Dünkü yazımda vurgulamıştım, FED 85 milyar dolar büyüklüğündeki "ucu açık" likidite enjeksiyonuna devam edecek. Üstelik gerek duyulduğunda miktarı yükseltebilirim kararı ile. Bu arada Avrupa Merkez Bankası eksik kalır mı hiç? Onları mazeretleri daha da geçerli. Sorunlu ülkeleri var, büyüyemiyorlar, işsizlik tavan yapmış durumda. AMB son olarak faizleri yüzde 0.75'den yüzde 0.50'ye indirdi. Başkan Draghi iki gün önce sanki FED'e nispet yaparcasına "gerekirse faizleri düşürebiliriz" açıklaması yaptı. Aynı zamanda sıfırlarda seyreden mevduat faizini negatif düzeylere çekebilme olasılığının varlığını da hatırlattı Draghi.
DEVAMI GELECEK
İsviçre Merkez Bankası politika faiz oranını bir süredir 0'da, Japonya yüzde 0.1'de, İngiltere yüzde 0.5, Kanada yüzde 1 ve Avustralya yüzde 2.75'de tutuyorlar. Gelişmekte olan ülkeler içinde politika faiz oranını en yüksek tutan merkez bankası Hindistan ve Brezilya yüzde 7.50 ile. Bu iki ülkeyi yüzde 6 ile Çin Merkez Bankası izliyor. Türkiye'de ise yüzde 50 baz puan indirimle yüzde 5'e getirmişti Merkez Bankası.

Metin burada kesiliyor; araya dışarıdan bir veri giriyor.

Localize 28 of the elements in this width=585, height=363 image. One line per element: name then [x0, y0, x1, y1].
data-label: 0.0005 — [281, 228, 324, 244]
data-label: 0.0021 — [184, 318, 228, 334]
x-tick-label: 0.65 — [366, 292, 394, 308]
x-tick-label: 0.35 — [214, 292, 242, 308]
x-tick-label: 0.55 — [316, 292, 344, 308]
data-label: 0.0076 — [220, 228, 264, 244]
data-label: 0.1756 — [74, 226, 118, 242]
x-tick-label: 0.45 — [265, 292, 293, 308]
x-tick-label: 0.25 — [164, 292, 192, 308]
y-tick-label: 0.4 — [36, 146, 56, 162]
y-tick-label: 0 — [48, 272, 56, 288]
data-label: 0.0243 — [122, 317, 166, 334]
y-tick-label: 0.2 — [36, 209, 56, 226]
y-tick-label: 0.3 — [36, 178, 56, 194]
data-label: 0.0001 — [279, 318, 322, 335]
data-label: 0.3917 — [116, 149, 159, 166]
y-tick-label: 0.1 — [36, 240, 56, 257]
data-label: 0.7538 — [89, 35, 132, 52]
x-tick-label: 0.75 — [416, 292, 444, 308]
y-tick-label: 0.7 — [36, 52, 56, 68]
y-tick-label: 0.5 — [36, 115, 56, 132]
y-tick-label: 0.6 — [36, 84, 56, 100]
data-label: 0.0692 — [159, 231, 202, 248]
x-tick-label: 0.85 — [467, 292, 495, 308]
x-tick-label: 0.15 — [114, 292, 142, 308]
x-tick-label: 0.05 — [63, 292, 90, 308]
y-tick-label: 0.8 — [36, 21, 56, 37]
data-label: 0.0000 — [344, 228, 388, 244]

Başkan Başçı da Bernanke ve Draghi gibi indirimlerin geleceği mesajı veriyor son konuşmalarında. Nisan ayı enflasyon verileri de hedef aralığı için bir sorun olmadığı izlenimi veren seviyelerde. Özellikle Merkez Bankası'nın yakından takip ettiği "Özel kapsamlı TÜFE" geçen yılın Nisan ayına göre azalarak yüzde 1.43 seviyesinde gerçekleşti. Yıllık bazda ise yüzde 6'larda.
Sözün özü, gerek gelişmiş gerekse gelişmekte olan ülke Merkez bankaları faiz indirimi için ekonomik konjonktürü uygun buluyorlar. Büyük olasılıkla önümüzdeki aylarda faiz indirim süreci, daha doğrusu gevşek para politikaları devam edecek, dozajı artarak. Yani, nefesi güçlü Merkez Bankası başkanları sayesinde piyasalarda balonlar biraz daha şişecek.